Leaders and mentors inspire others to dream, learn and do more. It is culinary education’s missing link.
By Paul Sorgule, MS, AAC
October 20 was International Chef’s Day – a date set aside to recognize those who serve in one of the world’s oldest professions. Thinking of the influencers in my life, the people who helped me recognize how important this profession is and how fortunate I have been to be part of it gave me pause and a chance to think. How important are those influencers and how can culinary education engage them in the process of preparing the next generation of chefs and food professionals?
Mentorship is oftentimes the key to growth and success in any discipline. It is the role of mentors to inspire, be the example, advise, support, critique, and sometimes push individuals through the learning process. Of course culinary faculty members are mentors and role models, but it has been my observation that it takes a larger community to do the job well.
So, what makes a person a true mentor?
“A mentor empowers a person to see a possible future and believe it can be obtained.”
This may be true, but at the same time, the best mentor understands the significance of critique and a bit of tough love. When we know what is possible and see potential in a person and discover that he or she failed to commit to that potential, a mentor must step in and help redefine the roadmap. This is what mentors do and this is what defines a leader. The best mentors are great leaders.
“If your actions inspire others to dream more, learn more, do more and become more, you are a leader.”
-John Quincy Adams
Learning how to be all that you can be is a refreshing part of coming of age. Some students have a clear idea of where they want to be, what they want to be, and how to get there. Mentors are there to help with staying the course by providing honest feedback that will help keep the person moving in the right direction and giving words of encouragement as a student checks off the milestones along the way.
We may have a well-developed curriculum, fully integrated lesson plans, the best facilities, and dynamic teachers, but if mentorship is lacking then a student’s dreams may remain just that. Building this component of your educational experience is a very important link that will set your program apart and help your students realize those dreams.
Schools can build mentorship into programs by maintaining effective lines of communication with the food industry. Chefs, managers, owners, researchers, food authors, product developers, vendors, and educators from other disciplines can all be viewed as potentially effective mentors.

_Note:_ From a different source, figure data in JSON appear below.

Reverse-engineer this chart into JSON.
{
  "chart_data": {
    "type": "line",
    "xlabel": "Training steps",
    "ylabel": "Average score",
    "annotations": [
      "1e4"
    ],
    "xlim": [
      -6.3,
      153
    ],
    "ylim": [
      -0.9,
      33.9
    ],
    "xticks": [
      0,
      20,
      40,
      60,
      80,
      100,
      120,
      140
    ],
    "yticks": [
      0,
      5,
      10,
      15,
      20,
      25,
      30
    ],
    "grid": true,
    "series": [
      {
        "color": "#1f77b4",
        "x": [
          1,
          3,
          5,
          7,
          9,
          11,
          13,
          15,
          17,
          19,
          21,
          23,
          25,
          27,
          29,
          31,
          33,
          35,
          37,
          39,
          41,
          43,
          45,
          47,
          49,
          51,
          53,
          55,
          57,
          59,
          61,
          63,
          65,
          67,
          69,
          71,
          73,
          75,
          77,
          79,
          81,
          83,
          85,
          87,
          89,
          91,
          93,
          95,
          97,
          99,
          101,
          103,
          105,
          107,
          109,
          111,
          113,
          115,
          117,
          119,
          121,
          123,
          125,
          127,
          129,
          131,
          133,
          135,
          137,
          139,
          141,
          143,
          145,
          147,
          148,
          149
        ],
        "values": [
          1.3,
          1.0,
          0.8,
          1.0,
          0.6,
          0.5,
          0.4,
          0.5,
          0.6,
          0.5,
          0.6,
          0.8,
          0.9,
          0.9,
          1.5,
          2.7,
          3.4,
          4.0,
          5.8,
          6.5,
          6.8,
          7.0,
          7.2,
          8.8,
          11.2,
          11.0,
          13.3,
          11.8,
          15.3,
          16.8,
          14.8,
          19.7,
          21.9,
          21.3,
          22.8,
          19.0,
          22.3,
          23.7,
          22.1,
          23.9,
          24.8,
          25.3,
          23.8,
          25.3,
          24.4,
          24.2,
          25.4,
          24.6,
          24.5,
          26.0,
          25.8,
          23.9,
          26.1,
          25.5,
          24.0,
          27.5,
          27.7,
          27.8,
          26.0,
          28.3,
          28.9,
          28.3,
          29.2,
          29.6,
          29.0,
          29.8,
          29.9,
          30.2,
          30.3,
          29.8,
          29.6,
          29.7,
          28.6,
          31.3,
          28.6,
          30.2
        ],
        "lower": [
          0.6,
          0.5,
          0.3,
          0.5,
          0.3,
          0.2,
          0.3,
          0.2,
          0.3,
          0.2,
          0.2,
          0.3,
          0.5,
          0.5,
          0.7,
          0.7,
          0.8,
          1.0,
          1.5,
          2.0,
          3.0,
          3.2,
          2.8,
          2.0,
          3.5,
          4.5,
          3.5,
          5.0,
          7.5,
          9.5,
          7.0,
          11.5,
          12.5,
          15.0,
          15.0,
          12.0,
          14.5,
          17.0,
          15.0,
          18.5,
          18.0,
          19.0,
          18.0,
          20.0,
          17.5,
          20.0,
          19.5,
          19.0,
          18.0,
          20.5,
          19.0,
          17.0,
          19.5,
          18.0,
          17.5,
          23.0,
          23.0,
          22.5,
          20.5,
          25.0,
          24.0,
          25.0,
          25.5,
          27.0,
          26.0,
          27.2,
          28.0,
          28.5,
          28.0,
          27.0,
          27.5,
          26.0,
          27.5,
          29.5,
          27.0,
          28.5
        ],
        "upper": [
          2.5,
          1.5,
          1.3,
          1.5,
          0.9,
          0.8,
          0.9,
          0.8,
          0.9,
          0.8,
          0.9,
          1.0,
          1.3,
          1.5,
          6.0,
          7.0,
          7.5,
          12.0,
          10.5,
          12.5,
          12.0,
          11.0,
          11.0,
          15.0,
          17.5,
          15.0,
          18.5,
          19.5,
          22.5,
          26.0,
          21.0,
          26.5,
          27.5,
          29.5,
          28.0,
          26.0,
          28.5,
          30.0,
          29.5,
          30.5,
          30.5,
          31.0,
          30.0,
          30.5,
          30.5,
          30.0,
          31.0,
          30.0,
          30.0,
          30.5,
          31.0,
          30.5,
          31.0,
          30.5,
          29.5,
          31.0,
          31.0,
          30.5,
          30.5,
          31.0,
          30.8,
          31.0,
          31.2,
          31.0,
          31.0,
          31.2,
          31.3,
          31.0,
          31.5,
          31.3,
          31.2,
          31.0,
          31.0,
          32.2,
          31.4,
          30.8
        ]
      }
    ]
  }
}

Build this network, present an overview of how they might help, bring them in as guest lecturers, demonstration chefs, or advisors and build in various ways for students to connect. A mentor’s willingness to participate actively, to be there if a student wants to contact them, tour their operations, seek an internship, or just ask for their counsel, will help to make your program more effective and complete.
Additionally, it is important to show a student how to receive optimum value from a mentor relationship. Share the mentor’s background, offer a mentor networking reception every semester, provide a forum for contacting mentors and mentors contacting students, and celebrate the relationships during and after a student graduates. Your mentors should become part of the entire educational model.
Mentorship is the missing component, the piece of the puzzle that allows students to find direction and seek honest review of their efforts and the course of action they choose.
“If you cannot see where you are going, ask someone who has been there before.”